From fish to amphibians to mammals: in search of novel strategies to optimize cardiac regeneration

Abstract

Different vertebrate species have different cardiac regeneration rates: high in teleost fish, moderate in urodele amphibians, and almost negligible in mammals. Regeneration may occur through stem and progenitor cell differentiation or via dedifferentiation with residual cardiomyocytes reentering the cell cycle. In this review, we will examine the ability of zebrafish and newts to respond to cardiac damage with de novo cardiogenesis, whereas rodents and humans respond with a marked fibrogenic response and virtually no cardiomyocyte regeneration. Concerted strategies are needed to overcome this evolutionarily imposed barrier and optimize cardiac regeneration in mammals.

Figure 1.

Schematic representation of stem and progenitor cells in the developing and juvenile/adult rodent heart. CM, cardiomyocytes; EC, endothelial cells; SMC, smooth muscle cells.

Figure 2.

Schematic representation of the hypothetical link between epicardial progenitor cells and the mesoangioblast/pericyte cell population surrounding the coronary vessels. A subpopulation of epicardial cells delaminates from the subendocardial space and migrates to the underlying myocardium using the vascular network as a guide. These progenitors may also be able to generate the intramyocardial clusters of c-kit⁺/Sca-1⁺ stem and progenitor cells that persist into adulthood, but alternative sources of these cells cannot be excluded. CM, cardiomyocytes.

Figure 3.

Myocardial structure in different species. Hematoxylin and eosin staining shows tissue organization in zebrafish (A), axolotl (C), and rat (E) hearts.
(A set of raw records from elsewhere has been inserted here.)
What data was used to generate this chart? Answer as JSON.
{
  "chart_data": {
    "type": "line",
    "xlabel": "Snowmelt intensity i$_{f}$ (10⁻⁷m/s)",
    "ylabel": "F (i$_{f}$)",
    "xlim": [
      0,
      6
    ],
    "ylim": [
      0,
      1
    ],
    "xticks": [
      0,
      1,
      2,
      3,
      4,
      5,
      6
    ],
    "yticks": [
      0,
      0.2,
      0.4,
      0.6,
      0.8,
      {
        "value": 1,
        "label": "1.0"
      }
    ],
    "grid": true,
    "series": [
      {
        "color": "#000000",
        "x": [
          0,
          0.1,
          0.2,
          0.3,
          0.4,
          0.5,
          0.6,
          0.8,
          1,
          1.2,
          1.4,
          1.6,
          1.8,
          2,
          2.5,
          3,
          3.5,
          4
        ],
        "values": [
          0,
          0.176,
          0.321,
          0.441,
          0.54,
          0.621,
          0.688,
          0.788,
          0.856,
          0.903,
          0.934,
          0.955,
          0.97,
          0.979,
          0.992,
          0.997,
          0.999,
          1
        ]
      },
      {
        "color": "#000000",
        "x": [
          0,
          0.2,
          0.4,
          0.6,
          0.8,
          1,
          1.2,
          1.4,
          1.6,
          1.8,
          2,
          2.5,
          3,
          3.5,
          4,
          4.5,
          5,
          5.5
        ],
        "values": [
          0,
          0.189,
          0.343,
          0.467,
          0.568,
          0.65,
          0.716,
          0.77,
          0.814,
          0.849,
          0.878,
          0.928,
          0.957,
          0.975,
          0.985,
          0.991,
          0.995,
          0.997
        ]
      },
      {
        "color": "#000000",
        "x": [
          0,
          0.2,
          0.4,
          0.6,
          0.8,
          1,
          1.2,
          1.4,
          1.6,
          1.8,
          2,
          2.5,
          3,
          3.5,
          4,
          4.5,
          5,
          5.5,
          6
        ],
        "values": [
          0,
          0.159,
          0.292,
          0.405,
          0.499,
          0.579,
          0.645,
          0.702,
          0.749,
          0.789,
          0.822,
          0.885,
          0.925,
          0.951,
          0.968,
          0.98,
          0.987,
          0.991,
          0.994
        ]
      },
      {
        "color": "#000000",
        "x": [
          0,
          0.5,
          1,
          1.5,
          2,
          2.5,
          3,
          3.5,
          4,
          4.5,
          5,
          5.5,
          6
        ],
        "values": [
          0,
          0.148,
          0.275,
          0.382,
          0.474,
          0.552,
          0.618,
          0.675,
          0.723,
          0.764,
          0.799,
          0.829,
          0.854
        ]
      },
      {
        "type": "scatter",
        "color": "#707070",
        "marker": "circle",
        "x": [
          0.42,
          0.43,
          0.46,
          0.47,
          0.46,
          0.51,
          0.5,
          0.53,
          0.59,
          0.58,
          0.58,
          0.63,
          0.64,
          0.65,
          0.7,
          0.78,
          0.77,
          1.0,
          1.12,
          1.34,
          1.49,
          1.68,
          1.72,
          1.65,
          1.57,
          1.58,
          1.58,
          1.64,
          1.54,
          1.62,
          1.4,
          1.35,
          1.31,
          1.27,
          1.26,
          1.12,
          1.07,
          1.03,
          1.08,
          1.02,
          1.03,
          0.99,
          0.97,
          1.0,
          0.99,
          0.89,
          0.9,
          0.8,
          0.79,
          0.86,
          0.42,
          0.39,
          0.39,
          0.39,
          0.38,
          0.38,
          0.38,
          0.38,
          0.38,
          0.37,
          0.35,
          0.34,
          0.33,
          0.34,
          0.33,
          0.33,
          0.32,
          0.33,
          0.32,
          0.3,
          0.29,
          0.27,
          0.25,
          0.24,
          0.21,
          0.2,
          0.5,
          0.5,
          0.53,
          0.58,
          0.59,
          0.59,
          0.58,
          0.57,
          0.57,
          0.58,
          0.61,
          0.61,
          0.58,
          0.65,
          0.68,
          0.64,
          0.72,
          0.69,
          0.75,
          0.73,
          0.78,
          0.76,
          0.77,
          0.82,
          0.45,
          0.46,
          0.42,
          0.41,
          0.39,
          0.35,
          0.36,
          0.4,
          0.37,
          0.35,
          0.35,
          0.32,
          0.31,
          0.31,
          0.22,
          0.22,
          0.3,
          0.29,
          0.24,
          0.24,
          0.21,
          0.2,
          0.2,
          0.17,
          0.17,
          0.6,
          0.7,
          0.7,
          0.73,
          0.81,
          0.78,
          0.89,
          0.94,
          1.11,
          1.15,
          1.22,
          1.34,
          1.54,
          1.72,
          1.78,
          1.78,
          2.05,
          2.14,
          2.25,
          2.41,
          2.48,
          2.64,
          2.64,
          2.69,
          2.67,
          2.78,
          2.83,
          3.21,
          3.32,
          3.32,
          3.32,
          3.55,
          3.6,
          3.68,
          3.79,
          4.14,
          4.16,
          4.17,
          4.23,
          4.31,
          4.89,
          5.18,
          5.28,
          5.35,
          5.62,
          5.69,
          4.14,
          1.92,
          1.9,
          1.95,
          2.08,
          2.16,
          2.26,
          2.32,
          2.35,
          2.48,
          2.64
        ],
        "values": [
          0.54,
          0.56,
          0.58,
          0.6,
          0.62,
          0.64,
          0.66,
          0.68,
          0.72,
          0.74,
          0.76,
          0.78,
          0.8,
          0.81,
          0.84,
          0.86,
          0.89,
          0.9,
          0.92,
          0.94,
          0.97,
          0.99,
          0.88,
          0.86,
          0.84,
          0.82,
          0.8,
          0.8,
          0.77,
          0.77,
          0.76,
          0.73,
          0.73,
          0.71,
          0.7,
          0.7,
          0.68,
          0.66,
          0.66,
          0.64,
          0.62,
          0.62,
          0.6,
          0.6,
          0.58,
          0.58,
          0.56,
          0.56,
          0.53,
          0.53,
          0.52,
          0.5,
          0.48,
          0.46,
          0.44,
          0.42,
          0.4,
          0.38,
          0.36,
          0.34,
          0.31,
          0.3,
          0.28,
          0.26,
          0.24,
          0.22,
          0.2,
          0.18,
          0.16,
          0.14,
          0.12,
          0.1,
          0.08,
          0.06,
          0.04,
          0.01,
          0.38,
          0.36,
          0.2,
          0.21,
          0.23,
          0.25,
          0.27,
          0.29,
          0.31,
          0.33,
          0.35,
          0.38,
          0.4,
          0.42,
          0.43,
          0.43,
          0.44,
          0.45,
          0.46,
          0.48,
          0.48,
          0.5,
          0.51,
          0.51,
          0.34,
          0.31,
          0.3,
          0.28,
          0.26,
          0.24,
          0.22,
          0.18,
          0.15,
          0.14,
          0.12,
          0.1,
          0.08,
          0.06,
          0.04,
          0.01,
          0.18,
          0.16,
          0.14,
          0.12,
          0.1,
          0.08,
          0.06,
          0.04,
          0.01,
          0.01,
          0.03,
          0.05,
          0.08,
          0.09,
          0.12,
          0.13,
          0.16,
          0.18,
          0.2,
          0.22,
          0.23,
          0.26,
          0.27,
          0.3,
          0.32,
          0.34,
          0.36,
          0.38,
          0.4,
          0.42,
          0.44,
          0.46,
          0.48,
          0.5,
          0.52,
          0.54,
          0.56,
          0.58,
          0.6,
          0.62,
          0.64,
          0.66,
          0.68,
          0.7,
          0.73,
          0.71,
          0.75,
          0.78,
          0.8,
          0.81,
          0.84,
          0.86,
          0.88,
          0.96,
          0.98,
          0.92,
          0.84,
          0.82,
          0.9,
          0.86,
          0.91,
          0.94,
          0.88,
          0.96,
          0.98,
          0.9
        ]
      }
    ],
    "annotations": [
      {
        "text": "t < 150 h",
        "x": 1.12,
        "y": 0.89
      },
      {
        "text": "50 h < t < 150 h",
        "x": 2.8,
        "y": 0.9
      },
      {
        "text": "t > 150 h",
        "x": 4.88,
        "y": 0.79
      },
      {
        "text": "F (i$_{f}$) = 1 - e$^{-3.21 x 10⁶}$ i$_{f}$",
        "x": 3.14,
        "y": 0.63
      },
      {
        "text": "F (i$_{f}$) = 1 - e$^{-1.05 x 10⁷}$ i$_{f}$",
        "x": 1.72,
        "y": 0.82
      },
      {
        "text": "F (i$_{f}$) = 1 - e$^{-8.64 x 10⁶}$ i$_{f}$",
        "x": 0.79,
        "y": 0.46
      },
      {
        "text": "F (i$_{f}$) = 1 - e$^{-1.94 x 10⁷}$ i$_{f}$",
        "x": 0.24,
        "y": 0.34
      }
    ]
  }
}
Vascular-specific GFP expression in transgenic fli1 (friend leukemia integration 1)-GFP zebrafish (Lawson and Weinstein, 2002) or immunostaining with specific antibodies show the distribution of the vascular network in these species. Zebrafish contain epicardial vessels (B, arrows) and endocardial cells that circumvent the cardiomyocytes (B′). Axolotl have no epicardial vessels, whereas endocardial cells expressing the von Willebrand factor (vWf) surround the cardiomyocytes (D). In the rat, the coronary vessels deepen into the myocardium, as shown by staining with antibodies to CD31 (endothelial marker) and SMA (smooth muscle cell marker). (right) Two schematic representations show the positional relationships between cardiomyocytes (CM) and surrounding endothelial (EC) or endocardial (ENC) cells, fibroblasts (F), and pericytes (P). B, B′, D, and F are confocal images of tissue sections. Bars: (A, C, E, and F) 100 µm; (B and D) 50 µm.